L'apothéose des carabiniers

On pouvait lire il y a peu dans la presse que les carabiniers italiens exultaient. Ils venaient de retrouver, « après une très longue enquête, deux tableaux d'une importance artistique exceptionnelle et d'une valeur incalculable » de Bonnard et Gauguin, 40 ans après leur disparition.
Et le ministre de la Culture, flanqué du général des Carabiniers, de se féliciter à grand renfort de flashs et d'une ronflante autosatisfaction devant la presse admirative, histoire de faire oublier les casseroles monumentales que traine l'administration italienne, dans sa gestion du site de Pompéi, notamment.

Cette peinture à fresque orne depuis au moins 2000 ans un mur d'une villa de Pompéi. Les graffitis qui la couvrent et bientôt l’effaceront sont plus récents.

En réalité, à regarder attentivement, l'histoire de ces tableaux ne met pas vraiment en valeur l'expertise des gendarmes de la culture.

6 juin 1970, deux hommes de l'art et un policeman installent un système d'alarme dans une riche maison londonienne de Chester Terrace. Quand la domestique qui leur a préparé le thé revient de la cuisine, les trois hommes ont disparu avec deux toiles de maitre découpées au cutter dans leur cadre. Un classique du genre.

Peu de temps après, les deux toiles sont trouvées abandonnées dans le train Paris-Turin. À Turin personne ne fait le lien avec les tableaux volés. Elles sont alors déposées aux objets trouvés de la gare et y resteront cinq ans. Pourtant, le style de Gauguin est nettement reconnaissable sur l'une, et surtout l'autre arbore en bas à gauche une signature rouge où on lit assez nettement « Bonnard ».

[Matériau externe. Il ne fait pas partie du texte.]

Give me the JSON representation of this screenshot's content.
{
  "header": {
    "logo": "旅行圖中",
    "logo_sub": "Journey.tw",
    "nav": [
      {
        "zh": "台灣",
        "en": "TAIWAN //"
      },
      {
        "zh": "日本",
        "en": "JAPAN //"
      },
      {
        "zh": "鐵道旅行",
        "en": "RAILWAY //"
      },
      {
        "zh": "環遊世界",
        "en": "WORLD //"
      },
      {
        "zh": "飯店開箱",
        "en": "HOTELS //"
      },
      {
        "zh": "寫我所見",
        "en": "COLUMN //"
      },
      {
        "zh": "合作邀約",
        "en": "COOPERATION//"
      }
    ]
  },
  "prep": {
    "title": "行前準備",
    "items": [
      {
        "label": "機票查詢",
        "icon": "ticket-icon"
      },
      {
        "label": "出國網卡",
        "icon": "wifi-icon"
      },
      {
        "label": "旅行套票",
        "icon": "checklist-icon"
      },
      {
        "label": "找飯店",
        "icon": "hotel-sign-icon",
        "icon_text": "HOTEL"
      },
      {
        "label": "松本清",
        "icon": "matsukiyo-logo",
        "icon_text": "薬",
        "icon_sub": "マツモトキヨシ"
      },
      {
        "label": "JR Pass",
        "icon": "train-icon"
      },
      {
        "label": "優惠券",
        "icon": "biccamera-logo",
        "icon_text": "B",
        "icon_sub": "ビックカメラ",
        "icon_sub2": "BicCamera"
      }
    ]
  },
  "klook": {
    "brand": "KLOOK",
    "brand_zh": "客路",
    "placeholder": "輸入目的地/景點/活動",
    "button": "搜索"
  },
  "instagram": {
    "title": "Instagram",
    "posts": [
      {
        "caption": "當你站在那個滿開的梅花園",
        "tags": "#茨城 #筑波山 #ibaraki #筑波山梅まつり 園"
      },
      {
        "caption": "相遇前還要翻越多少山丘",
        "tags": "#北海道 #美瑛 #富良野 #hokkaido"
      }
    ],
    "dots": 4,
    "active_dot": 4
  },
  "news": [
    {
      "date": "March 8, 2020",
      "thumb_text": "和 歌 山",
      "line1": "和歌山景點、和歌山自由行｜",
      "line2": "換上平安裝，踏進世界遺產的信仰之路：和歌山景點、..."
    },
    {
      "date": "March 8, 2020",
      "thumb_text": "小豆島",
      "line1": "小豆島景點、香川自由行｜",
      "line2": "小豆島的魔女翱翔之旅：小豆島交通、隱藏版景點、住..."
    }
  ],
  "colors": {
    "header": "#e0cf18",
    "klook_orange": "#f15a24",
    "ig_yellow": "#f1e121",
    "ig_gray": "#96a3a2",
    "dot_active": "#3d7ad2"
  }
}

Au printemps 1975, elles sont vendues aux enchères par l'administration des chemins de fer parmi un lot d'objets non réclamés. Un peu disputées, elles sont finalement emportées pour l'équivalent d'une semaine de son salaire par un ouvrier des usines Fiat passionné de peinture.
Et il les admirera durant 38 ans, dans sa cuisine à Turin puis à Syracuse en Sicile où il prendra sa retraite.

Aux dires de l'ouvrier, son fils intrigué depuis longtemps par les tableaux, et qui lisait « Bonnato » sur la toile signée, reconnut un jour le jardin qu'elle représentait sur une photo d'une biographie de Bonnard.
Il aurait de même identifié la comtesse dédicataire et le style de Gauguin sur l'autre toile, et transmis récemment des photos à des experts de Syracuse, qui ont informé les carabiniers du Patrimoine.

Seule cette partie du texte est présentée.